Several times I have toyed with the idea of ‘coming out,’ but never have since I am not sure myself. From the beginning I have always been honest with X, I have told him: I don’t enjoy sex, that I have had sex with girls in the past, and that I think I am bi- or gay. He never seems to take me seriously though, considering it for a moment saying he will always be my friend – the next day he is back to normal and so I do the same! I have a deep seated fear that I will never find another man that likes me, that I like back and who puts up with me and my baggage; if I leave X I am now also worried I will not find a woman either. I know if I do leave X because I am gay, it will break his heart, confuse and embarrass him.  At the same time I want him to be mine forever.

I have considered trying to having sex with women as an adult, to ‘test’ if I am gay, but I feel like a few simple questions leave me trapped: like who and how do I meet her? The thing is I don’t want to lose X or the future we could have together, but every day I want to explore what may be the true me more and more. Also the fear of stigma and people’s responses scares me since I know that if I come out, my paternal family (maybe even my dad), most of my maternal family and pretty much all my childhood friends will reject me. My friends will become uneasy around me thinking that I will try and have sex with them, even though I don’t fancy any of them and couldn’t even kiss them. I am surrounded by straight and gay people who are open and proud of their sexuality and have the freedom to express it, yet I am trapped in my closet of memories, confused feelings and fears.

Maybe I am a lesbian who cannot let go of her old life in a relationship with a man.  I have considered being best friends, but I do not know if it is possible having been in a relationship for years.

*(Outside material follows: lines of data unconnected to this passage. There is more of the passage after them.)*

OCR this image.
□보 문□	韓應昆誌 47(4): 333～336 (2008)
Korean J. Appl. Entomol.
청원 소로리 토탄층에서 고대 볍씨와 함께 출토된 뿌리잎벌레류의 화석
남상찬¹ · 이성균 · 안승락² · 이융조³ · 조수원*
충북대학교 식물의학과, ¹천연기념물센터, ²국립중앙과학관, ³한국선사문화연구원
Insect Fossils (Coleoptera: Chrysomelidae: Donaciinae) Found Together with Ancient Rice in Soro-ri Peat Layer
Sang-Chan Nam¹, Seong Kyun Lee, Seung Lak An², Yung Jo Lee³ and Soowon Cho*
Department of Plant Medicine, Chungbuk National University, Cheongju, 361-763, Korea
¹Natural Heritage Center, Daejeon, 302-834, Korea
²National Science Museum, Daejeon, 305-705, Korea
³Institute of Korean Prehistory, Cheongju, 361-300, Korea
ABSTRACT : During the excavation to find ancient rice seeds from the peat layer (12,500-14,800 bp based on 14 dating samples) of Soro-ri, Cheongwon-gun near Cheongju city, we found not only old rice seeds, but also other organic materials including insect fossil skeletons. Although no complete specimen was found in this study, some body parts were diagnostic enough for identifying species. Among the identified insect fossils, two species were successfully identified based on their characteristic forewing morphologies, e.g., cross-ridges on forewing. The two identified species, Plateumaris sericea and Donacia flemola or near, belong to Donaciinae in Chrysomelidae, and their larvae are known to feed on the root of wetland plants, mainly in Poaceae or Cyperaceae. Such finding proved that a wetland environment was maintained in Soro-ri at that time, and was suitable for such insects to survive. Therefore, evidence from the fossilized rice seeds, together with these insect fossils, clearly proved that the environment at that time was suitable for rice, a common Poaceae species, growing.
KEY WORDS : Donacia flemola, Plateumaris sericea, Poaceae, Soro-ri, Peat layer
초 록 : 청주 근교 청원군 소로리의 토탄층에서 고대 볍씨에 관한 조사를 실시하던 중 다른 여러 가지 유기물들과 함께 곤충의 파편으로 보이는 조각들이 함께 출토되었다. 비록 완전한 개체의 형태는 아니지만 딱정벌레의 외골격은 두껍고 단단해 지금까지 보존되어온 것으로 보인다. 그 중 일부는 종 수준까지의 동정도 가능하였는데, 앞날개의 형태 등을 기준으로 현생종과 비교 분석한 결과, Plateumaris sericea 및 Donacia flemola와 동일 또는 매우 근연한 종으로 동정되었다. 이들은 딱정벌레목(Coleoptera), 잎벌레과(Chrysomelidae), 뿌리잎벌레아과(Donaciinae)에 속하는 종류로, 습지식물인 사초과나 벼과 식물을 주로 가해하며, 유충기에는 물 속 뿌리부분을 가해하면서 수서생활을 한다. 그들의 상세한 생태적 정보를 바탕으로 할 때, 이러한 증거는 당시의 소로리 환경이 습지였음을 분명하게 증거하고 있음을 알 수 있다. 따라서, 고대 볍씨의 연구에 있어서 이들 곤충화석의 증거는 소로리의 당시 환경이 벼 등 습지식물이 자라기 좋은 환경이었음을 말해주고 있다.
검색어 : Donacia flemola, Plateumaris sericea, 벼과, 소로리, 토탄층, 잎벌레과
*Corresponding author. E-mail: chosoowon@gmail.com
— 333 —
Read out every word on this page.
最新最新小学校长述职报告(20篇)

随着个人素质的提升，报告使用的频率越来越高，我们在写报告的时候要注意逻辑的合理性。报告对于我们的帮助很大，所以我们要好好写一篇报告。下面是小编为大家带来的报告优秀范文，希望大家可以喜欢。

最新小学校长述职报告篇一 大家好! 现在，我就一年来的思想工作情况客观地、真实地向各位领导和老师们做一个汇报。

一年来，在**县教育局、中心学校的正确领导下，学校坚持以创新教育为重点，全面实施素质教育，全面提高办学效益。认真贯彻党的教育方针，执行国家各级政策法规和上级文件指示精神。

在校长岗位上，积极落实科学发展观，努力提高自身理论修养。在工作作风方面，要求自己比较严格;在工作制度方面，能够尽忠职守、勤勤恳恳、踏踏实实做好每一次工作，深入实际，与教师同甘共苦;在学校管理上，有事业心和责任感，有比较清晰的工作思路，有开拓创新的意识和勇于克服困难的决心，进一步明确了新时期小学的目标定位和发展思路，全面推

I cannot cope with utter uncertainty, which is what coming out would entail. I would like to go to lesbian clubs to see how I feel and maybe meet people, but I have no friends who I trust enough to come with me and keep it secret. Nevertheless I think I now know why seeing girls holding hands or kissing on the street makes me so uneasy. While I say it is because I do not agree with public displays of affection, it is really because they have what I do not- the freedom and courage to openly be themselves.

Being a lesbian would be an added burden on top of being a physically different woman anyway, and I am not sure I can cope with that.  The confusion between my attraction to women, my love for X, mashed up with my desire to create a stable family through marriage for my children in the future, is my predicament; to which I do not seek advice but simply a platform to express and air my ‘dirty laundry’, which you have provided me with so many thanks.